Pool frogs belonging to Swedish, Norwegian and British populations seem,
however, to form a distinct genetic grouping (a “clade”). It was hoped that if a
mating with Lucky occurred with Swedish or Norwegian females, offspring of this
scientifically interesting clade could be released back into East Anglia.
Putting spin on it
I believe that any gravitational effect of Evgeny Podkletnov’s spinning
superconducting disc will be swamped by another effect
(12 January, p 24).
Einstein’s special theory of relativity predicts that the disc will produce an
“electrostatic” force on any nearby static charges. The effect is directly
proportional to how fast the disc is spinning, the current in the loop, and the
square of the disc’s diameter.
I calculate that the 145-millimetre disc, spinning at 5000 revolutions per
minute and carrying 1000 amps, will act like a static charge of 4.3
millicoulombs, equivalent to a 20-centimetre sphere carrying 380 kilovolts.

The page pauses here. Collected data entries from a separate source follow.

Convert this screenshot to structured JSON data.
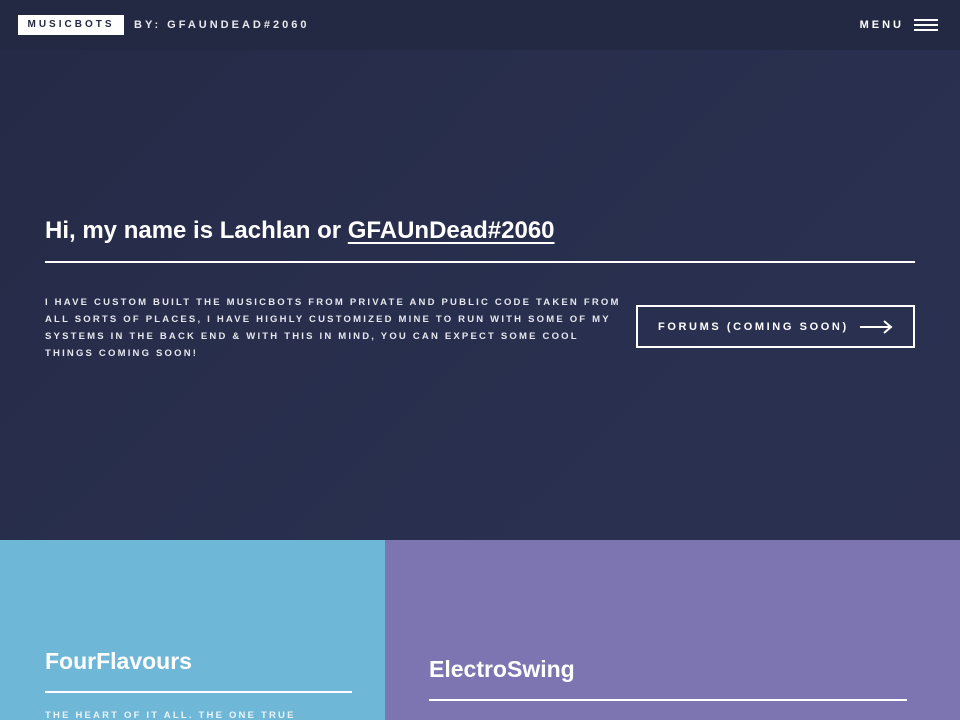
{
  "header": {
    "logo_text": "MUSICBOTS",
    "byline": "BY: GFAUNDEAD#2060",
    "menu_label": "MENU",
    "menu_icon": "hamburger-icon"
  },
  "hero": {
    "title_prefix": "Hi, my name is Lachlan or ",
    "title_link": "GFAUnDead#2060",
    "description": "I have custom built the musicbots from private and public code taken from all sorts of places, I have highly customized mine to run with some of my systems in the back end & with this in mind, you can expect some cool things coming soon!",
    "button_label": "FORUMS (COMING SOON)",
    "button_icon": "arrow-right-icon"
  },
  "tiles": [
    {
      "title": "FourFlavours",
      "description": "THE HEART OF IT ALL. THE ONE TRUE",
      "color": "#6fb7d6"
    },
    {
      "title": "ElectroSwing",
      "description": "",
      "color": "#7d75b2"
    }
  ],
  "colors": {
    "background": "#242943",
    "accent_blue": "#6fb7d6",
    "accent_purple": "#7d75b2",
    "text": "#ffffff"
  }
}
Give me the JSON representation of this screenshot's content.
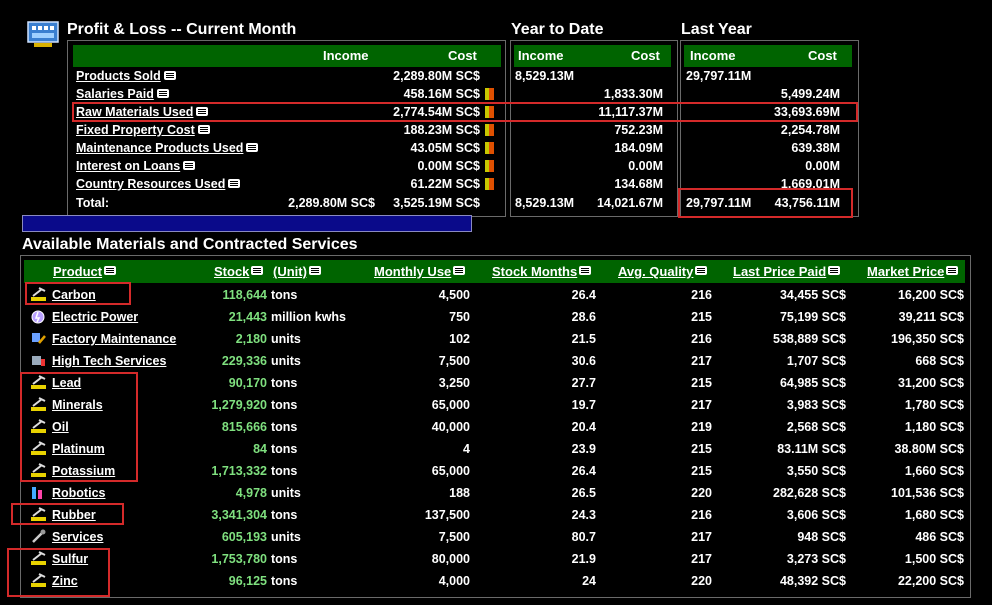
{
  "pl": {
    "title": "Profit & Loss -- Current Month",
    "ytd_title": "Year to Date",
    "ly_title": "Last Year",
    "head": {
      "income": "Income",
      "cost": "Cost"
    },
    "rows": [
      {
        "label": "Products Sold",
        "income": "2,289.80M SC$",
        "cost": "",
        "bar": false,
        "ytd_income": "8,529.13M",
        "ytd_cost": "",
        "ly_income": "29,797.11M",
        "ly_cost": ""
      },
      {
        "label": "Salaries Paid",
        "income": "",
        "cost": "458.16M SC$",
        "bar": true,
        "ytd_income": "",
        "ytd_cost": "1,833.30M",
        "ly_income": "",
        "ly_cost": "5,499.24M"
      },
      {
        "label": "Raw Materials Used",
        "income": "",
        "cost": "2,774.54M SC$",
        "bar": true,
        "ytd_income": "",
        "ytd_cost": "11,117.37M",
        "ly_income": "",
        "ly_cost": "33,693.69M"
      },
      {
        "label": "Fixed Property Cost",
        "income": "",
        "cost": "188.23M SC$",
        "bar": true,
        "ytd_income": "",
        "ytd_cost": "752.23M",
        "ly_income": "",
        "ly_cost": "2,254.78M"
      },
      {
        "label": "Maintenance Products Used",
        "income": "",
        "cost": "43.05M SC$",
        "bar": true,
        "ytd_income": "",
        "ytd_cost": "184.09M",
        "ly_income": "",
        "ly_cost": "639.38M"
      },
      {
        "label": "Interest on Loans",
        "income": "",
        "cost": "0.00M SC$",
        "bar": true,
        "ytd_income": "",
        "ytd_cost": "0.00M",
        "ly_income": "",
        "ly_cost": "0.00M"
      },
      {
        "label": "Country Resources Used",
        "income": "",
        "cost": "61.22M SC$",
        "bar": true,
        "ytd_income": "",
        "ytd_cost": "134.68M",
        "ly_income": "",
        "ly_cost": "1,669.01M"
      }
    ],
    "total": {
      "label": "Total:",
      "income": "2,289.80M SC$",
      "cost": "3,525.19M SC$",
      "ytd_income": "8,529.13M",
      "ytd_cost": "14,021.67M",
      "ly_income": "29,797.11M",
      "ly_cost": "43,756.11M"
    }
  },
  "materials": {
    "title": "Available Materials and Contracted Services",
    "headers": {
      "product": "Product",
      "stock": "Stock",
      "unit": "(Unit)",
      "monthly": "Monthly Use",
      "months": "Stock Months",
      "quality": "Avg. Quality",
      "last_price": "Last Price Paid",
      "market": "Market Price"
    },
    "rows": [
      {
        "icon": "mining-icon",
        "product": "Carbon",
        "stock": "118,644",
        "unit": "tons",
        "monthly": "4,500",
        "months": "26.4",
        "quality": "216",
        "last_price": "34,455 SC$",
        "market": "16,200 SC$"
      },
      {
        "icon": "power-icon",
        "product": "Electric Power",
        "stock": "21,443",
        "unit": "million kwhs",
        "monthly": "750",
        "months": "28.6",
        "quality": "215",
        "last_price": "75,199 SC$",
        "market": "39,211 SC$"
      },
      {
        "icon": "maintenance-icon",
        "product": "Factory Maintenance",
        "stock": "2,180",
        "unit": "units",
        "monthly": "102",
        "months": "21.5",
        "quality": "216",
        "last_price": "538,889 SC$",
        "market": "196,350 SC$"
      },
      {
        "icon": "tech-icon",
        "product": "High Tech Services",
        "stock": "229,336",
        "unit": "units",
        "monthly": "7,500",
        "months": "30.6",
        "quality": "217",
        "last_price": "1,707 SC$",
        "market": "668 SC$"
      },
      {
        "icon": "mining-icon",
        "product": "Lead",
        "stock": "90,170",
        "unit": "tons",
        "monthly": "3,250",
        "months": "27.7",
        "quality": "215",
        "last_price": "64,985 SC$",
        "market": "31,200 SC$"
      },
      {
        "icon": "mining-icon",
        "product": "Minerals",
        "stock": "1,279,920",
        "unit": "tons",
        "monthly": "65,000",
        "months": "19.7",
        "quality": "217",
        "last_price": "3,983 SC$",
        "market": "1,780 SC$"
      },
      {
        "icon": "mining-icon",
        "product": "Oil",
        "stock": "815,666",
        "unit": "tons",
        "monthly": "40,000",
        "months": "20.4",
        "quality": "219",
        "last_price": "2,568 SC$",
        "market": "1,180 SC$"
      },
      {
        "icon": "mining-icon",
        "product": "Platinum",
        "stock": "84",
        "unit": "tons",
        "monthly": "4",
        "months": "23.9",
        "quality": "215",
        "last_price": "83.11M SC$",
        "market": "38.80M SC$"
      },
      {
        "icon": "mining-icon",
        "product": "Potassium",
        "stock": "1,713,332",
        "unit": "tons",
        "monthly": "65,000",
        "months": "26.4",
        "quality": "215",
        "last_price": "3,550 SC$",
        "market": "1,660 SC$"
      },
      {
        "icon": "robotics-icon",
        "product": "Robotics",
        "stock": "4,978",
        "unit": "units",
        "monthly": "188",
        "months": "26.5",
        "quality": "220",
        "last_price": "282,628 SC$",
        "market": "101,536 SC$"
      },
      {
        "icon": "mining-icon",
        "product": "Rubber",
        "stock": "3,341,304",
        "unit": "tons",
        "monthly": "137,500",
        "months": "24.3",
        "quality": "216",
        "last_price": "3,606 SC$",
        "market": "1,680 SC$"
      },
      {
        "icon": "services-icon",
        "product": "Services",
        "stock": "605,193",
        "unit": "units",
        "monthly": "7,500",
        "months": "80.7",
        "quality": "217",
        "last_price": "948 SC$",
        "market": "486 SC$"
      },
      {
        "icon": "mining-icon",
        "product": "Sulfur",
        "stock": "1,753,780",
        "unit": "tons",
        "monthly": "80,000",
        "months": "21.9",
        "quality": "217",
        "last_price": "3,273 SC$",
        "market": "1,500 SC$"
      },
      {
        "icon": "mining-icon",
        "product": "Zinc",
        "stock": "96,125",
        "unit": "tons",
        "monthly": "4,000",
        "months": "24",
        "quality": "220",
        "last_price": "48,392 SC$",
        "market": "22,200 SC$"
      }
    ]
  },
  "colors": {
    "header_green": "#006400",
    "stock_green": "#7fe07f",
    "highlight_red": "#d42a2a",
    "background": "#000000"
  }
}
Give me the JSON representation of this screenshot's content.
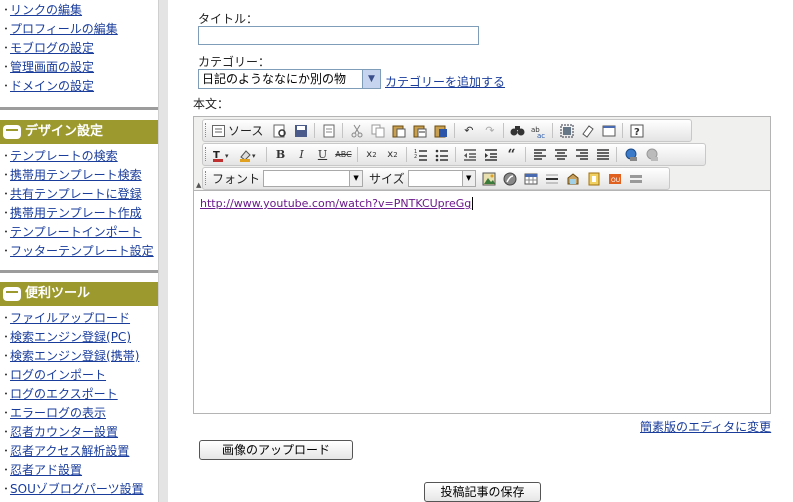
{
  "sidebar": {
    "group1": [
      "リンクの編集",
      "プロフィールの編集",
      "モブログの設定",
      "管理画面の設定",
      "ドメインの設定"
    ],
    "design_header": "デザイン設定",
    "design_items": [
      "テンプレートの検索",
      "携帯用テンプレート検索",
      "共有テンプレートに登録",
      "携帯用テンプレート作成",
      "テンプレートインポート",
      "フッターテンプレート設定"
    ],
    "tools_header": "便利ツール",
    "tools_items": [
      "ファイルアップロード",
      "検索エンジン登録(PC)",
      "検索エンジン登録(携帯)",
      "ログのインポート",
      "ログのエクスポート",
      "エラーログの表示",
      "忍者カウンター設置",
      "忍者アクセス解析設置",
      "忍者アド設置",
      "SOUゾブログパーツ設置"
    ]
  },
  "form": {
    "title_label": "タイトル：",
    "title_value": "",
    "category_label": "カテゴリー：",
    "category_value": "日記のようななにか別の物",
    "category_add": "カテゴリーを追加する",
    "body_label": "本文："
  },
  "toolbar": {
    "source_label": "ソース",
    "font_label": "フォント",
    "size_label": "サイズ"
  },
  "editor": {
    "content": "http://www.youtube.com/watch?v=PNTKCUpreGg"
  },
  "footer": {
    "simple_editor": "簡素版のエディタに変更",
    "upload_button": "画像のアップロード",
    "save_button": "投稿記事の保存"
  }
}
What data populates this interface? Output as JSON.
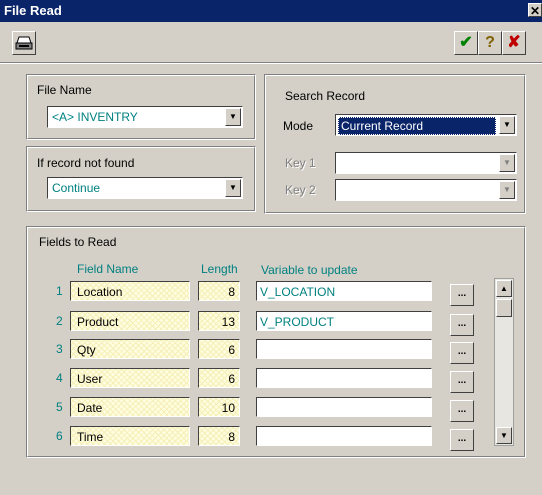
{
  "window": {
    "title": "File Read",
    "close_glyph": "✕"
  },
  "toolbar": {
    "print_icon": "print-icon",
    "ok_icon": "checkmark-icon",
    "help_icon": "question-icon",
    "cancel_icon": "x-icon",
    "help_glyph": "?",
    "cancel_glyph": "✘",
    "ok_glyph": "✔"
  },
  "file_name": {
    "label": "File Name",
    "value": "<A> INVENTRY"
  },
  "not_found": {
    "label": "If record not found",
    "value": "Continue"
  },
  "search": {
    "label": "Search Record",
    "mode_label": "Mode",
    "mode_value": "Current Record",
    "key1_label": "Key 1",
    "key2_label": "Key 2"
  },
  "fields": {
    "label": "Fields to Read",
    "col_field": "Field Name",
    "col_length": "Length",
    "col_var": "Variable to update",
    "dots_label": "...",
    "rows": [
      {
        "num": "1",
        "name": "Location",
        "length": "8",
        "var": "V_LOCATION"
      },
      {
        "num": "2",
        "name": "Product",
        "length": "13",
        "var": "V_PRODUCT"
      },
      {
        "num": "3",
        "name": "Qty",
        "length": "6",
        "var": ""
      },
      {
        "num": "4",
        "name": "User",
        "length": "6",
        "var": ""
      },
      {
        "num": "5",
        "name": "Date",
        "length": "10",
        "var": ""
      },
      {
        "num": "6",
        "name": "Time",
        "length": "8",
        "var": ""
      }
    ]
  },
  "colors": {
    "title_bar": "#0a246a",
    "teal_text": "#008080",
    "window_bg": "#d4d0c8"
  }
}
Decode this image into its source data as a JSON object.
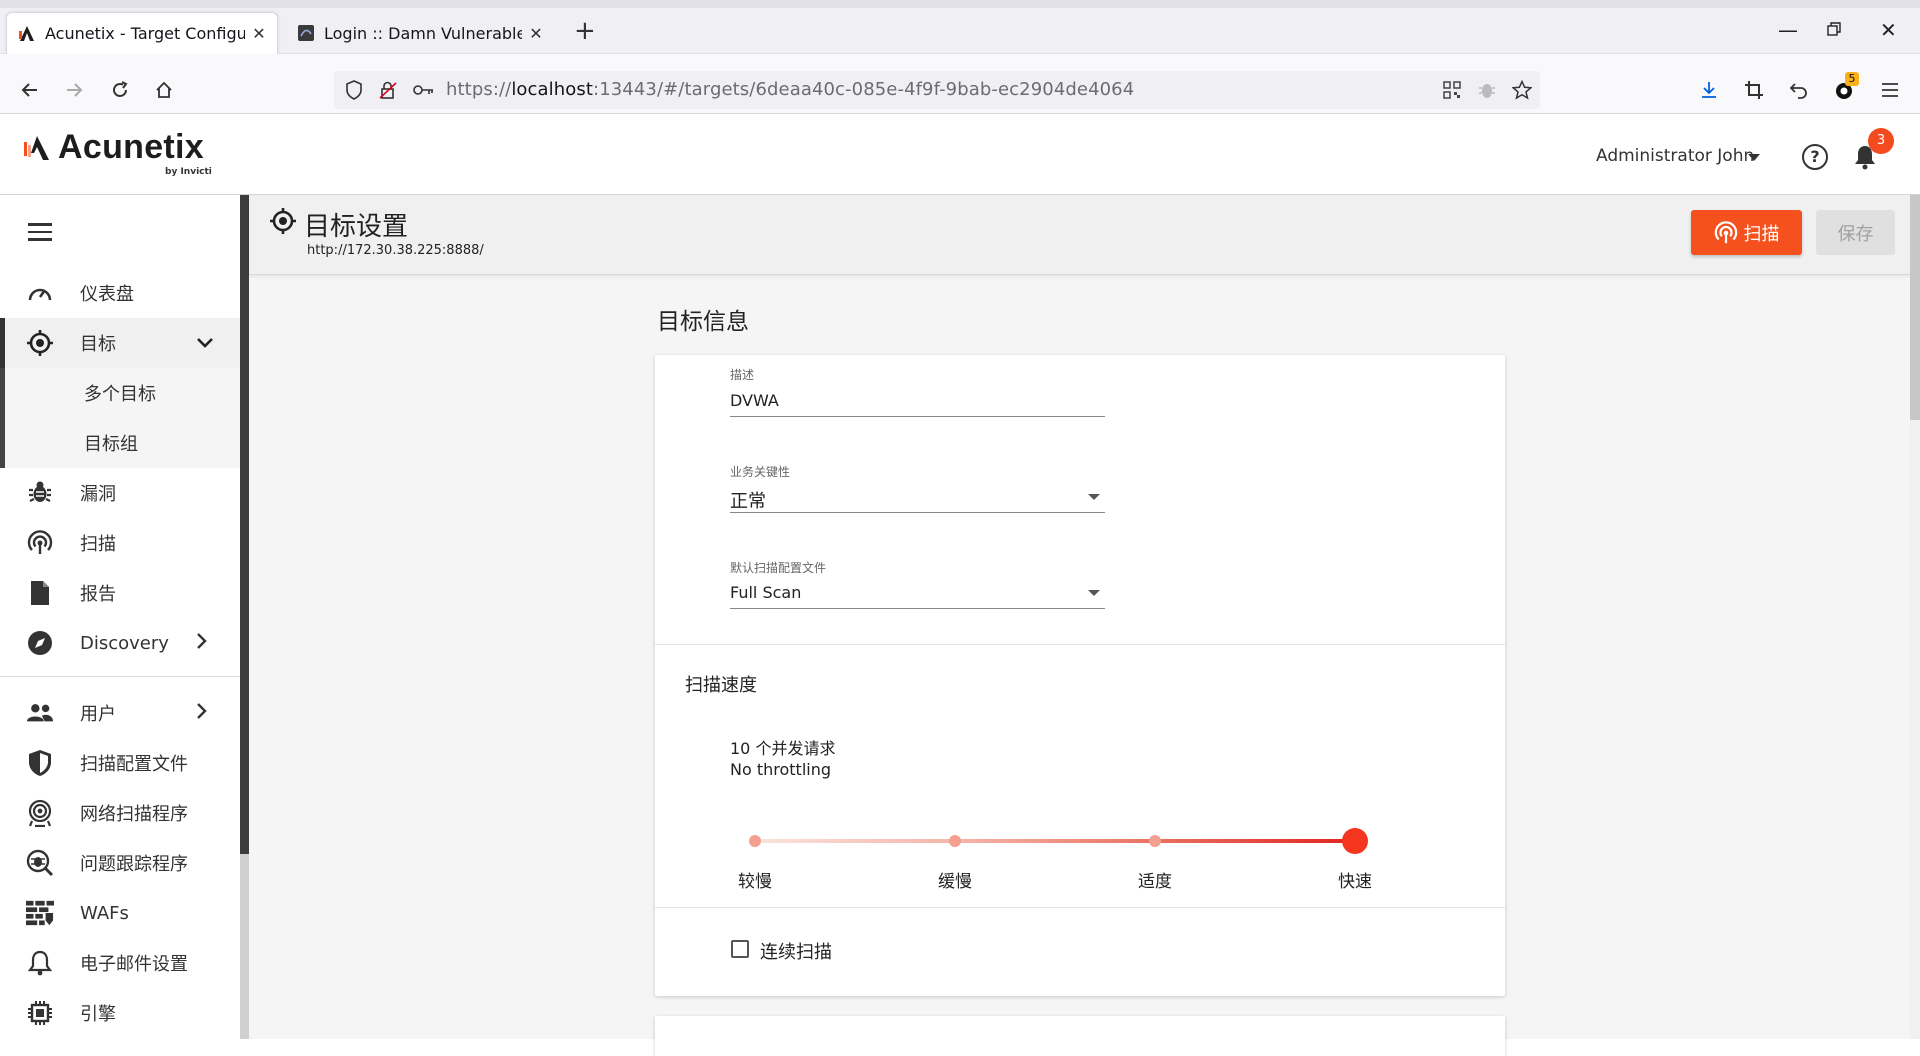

That
could exert a significant force on any test mass or balance carrying a stray
static charge, and ions present in cold dry air would drive the reported air
currents. Normal electrostatic shielding will not work as expected.
Even if this is the only effect that Podkletnov has seen, it is still
valuable new science鈥攊t would verify a core element of special relativity,
and could perhaps be scaled up and exploited to create an ion drive.